An unfinished love song, a eulogy.

The only girl I ever loved was seventeen, with ivory skin, eyes like winter mornings, and hair to rival the autumn in which we met.

There was a certain inexplicability to the beauty and the chaos of that hair: no ordinary shade of red but a blistering conflagration of vermilion and rust, cascading past her elbows in a cacophony of curls. She had makeup like graffiti and a gaze like shattered glass, but none of it compared to her voice, which rang through the air with vivid incandescence, and lingered in the silence like a trace of falling silver.

As the phoenix ascends from an insensibility of ash, so the girl I love emerged from the dust of her broken home, seeking vitality in an apathetic age. Her dissonance held the promise of new beginnings, but its transience left the tragedy of absence in her wake; in the end, it was discordant silence that carved her memory into my skin.
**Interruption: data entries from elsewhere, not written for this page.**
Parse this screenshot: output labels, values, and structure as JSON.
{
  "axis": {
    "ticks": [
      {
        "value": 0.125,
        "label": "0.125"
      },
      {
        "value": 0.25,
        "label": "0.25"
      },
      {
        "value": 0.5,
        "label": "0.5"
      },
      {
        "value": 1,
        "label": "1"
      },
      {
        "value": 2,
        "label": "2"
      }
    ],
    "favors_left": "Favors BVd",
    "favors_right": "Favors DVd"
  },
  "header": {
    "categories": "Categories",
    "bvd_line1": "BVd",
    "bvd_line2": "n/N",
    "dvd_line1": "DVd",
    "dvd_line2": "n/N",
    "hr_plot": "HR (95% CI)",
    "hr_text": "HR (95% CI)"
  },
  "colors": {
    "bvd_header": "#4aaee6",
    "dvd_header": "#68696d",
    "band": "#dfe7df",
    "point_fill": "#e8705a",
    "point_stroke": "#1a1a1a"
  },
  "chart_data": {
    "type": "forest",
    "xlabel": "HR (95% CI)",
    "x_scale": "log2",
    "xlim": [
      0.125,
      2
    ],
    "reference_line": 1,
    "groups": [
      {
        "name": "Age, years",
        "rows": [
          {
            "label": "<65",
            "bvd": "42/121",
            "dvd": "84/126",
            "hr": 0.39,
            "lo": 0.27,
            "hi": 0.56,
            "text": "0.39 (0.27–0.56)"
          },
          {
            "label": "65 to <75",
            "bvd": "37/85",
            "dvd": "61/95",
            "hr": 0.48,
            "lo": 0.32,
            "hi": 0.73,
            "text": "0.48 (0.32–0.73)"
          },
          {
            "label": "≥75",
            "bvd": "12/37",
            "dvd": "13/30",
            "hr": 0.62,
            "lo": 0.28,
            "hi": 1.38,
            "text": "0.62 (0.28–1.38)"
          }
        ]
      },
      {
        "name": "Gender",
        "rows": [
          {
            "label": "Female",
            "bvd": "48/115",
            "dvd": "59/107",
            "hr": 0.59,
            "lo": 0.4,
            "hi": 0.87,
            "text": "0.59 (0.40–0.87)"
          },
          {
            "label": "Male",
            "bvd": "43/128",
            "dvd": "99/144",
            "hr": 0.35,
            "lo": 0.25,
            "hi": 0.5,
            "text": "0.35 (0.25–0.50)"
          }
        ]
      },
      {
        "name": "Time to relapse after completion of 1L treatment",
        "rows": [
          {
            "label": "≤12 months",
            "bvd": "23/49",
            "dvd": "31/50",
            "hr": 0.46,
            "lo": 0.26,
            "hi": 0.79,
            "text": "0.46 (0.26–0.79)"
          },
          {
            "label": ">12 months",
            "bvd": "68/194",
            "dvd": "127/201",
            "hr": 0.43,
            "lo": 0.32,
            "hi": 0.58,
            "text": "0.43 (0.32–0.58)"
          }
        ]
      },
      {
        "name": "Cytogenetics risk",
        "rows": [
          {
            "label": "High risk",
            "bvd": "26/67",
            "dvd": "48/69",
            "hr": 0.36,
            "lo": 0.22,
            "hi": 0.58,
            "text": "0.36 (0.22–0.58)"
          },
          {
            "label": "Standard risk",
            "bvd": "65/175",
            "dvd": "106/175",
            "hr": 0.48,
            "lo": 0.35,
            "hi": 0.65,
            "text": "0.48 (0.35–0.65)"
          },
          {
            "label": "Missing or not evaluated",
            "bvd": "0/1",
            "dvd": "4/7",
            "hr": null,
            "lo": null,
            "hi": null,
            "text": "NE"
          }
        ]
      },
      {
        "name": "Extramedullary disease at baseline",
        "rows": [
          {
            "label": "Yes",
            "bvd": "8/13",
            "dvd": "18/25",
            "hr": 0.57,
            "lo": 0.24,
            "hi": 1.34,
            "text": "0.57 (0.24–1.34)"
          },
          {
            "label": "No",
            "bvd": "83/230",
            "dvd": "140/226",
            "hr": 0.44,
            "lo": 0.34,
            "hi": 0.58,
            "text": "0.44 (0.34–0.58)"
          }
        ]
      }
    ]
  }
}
I never asked what happened to her, never tried to find out. It involved a razor and her wrists, and that was all I cared to know. Sometimes I like to remember her as an angel, all flame and song and shattered possibility, teaching me to live again. But other times, without meaning to, I envision a car on a fog- shrouded highway, hurtling into oncoming traffic: her blood on the windshield, mine on the seats. We should have died together, her and I.

In the melancholy traces of half-forgotten melodies, her voice stitches silently through the fabric of my reality, my infinity echoing with the virtuoso of her grief. She never knew I loved her, and yet some nights I dream of her still: starlight trailing from her fingertips, tangling in that fiery hair. In my dreams she is alive, and she is crying: my universe contained within the confines of each cyan iris, her mouth moving softly in mine.

It has been two years since I last heard the melody of the beautiful, broken girl who bared to me her renegade heart and a soul like tinted glass. She had a voice like the landslide of a thousand falling stars, but she never found a song to match the violence in her eyes.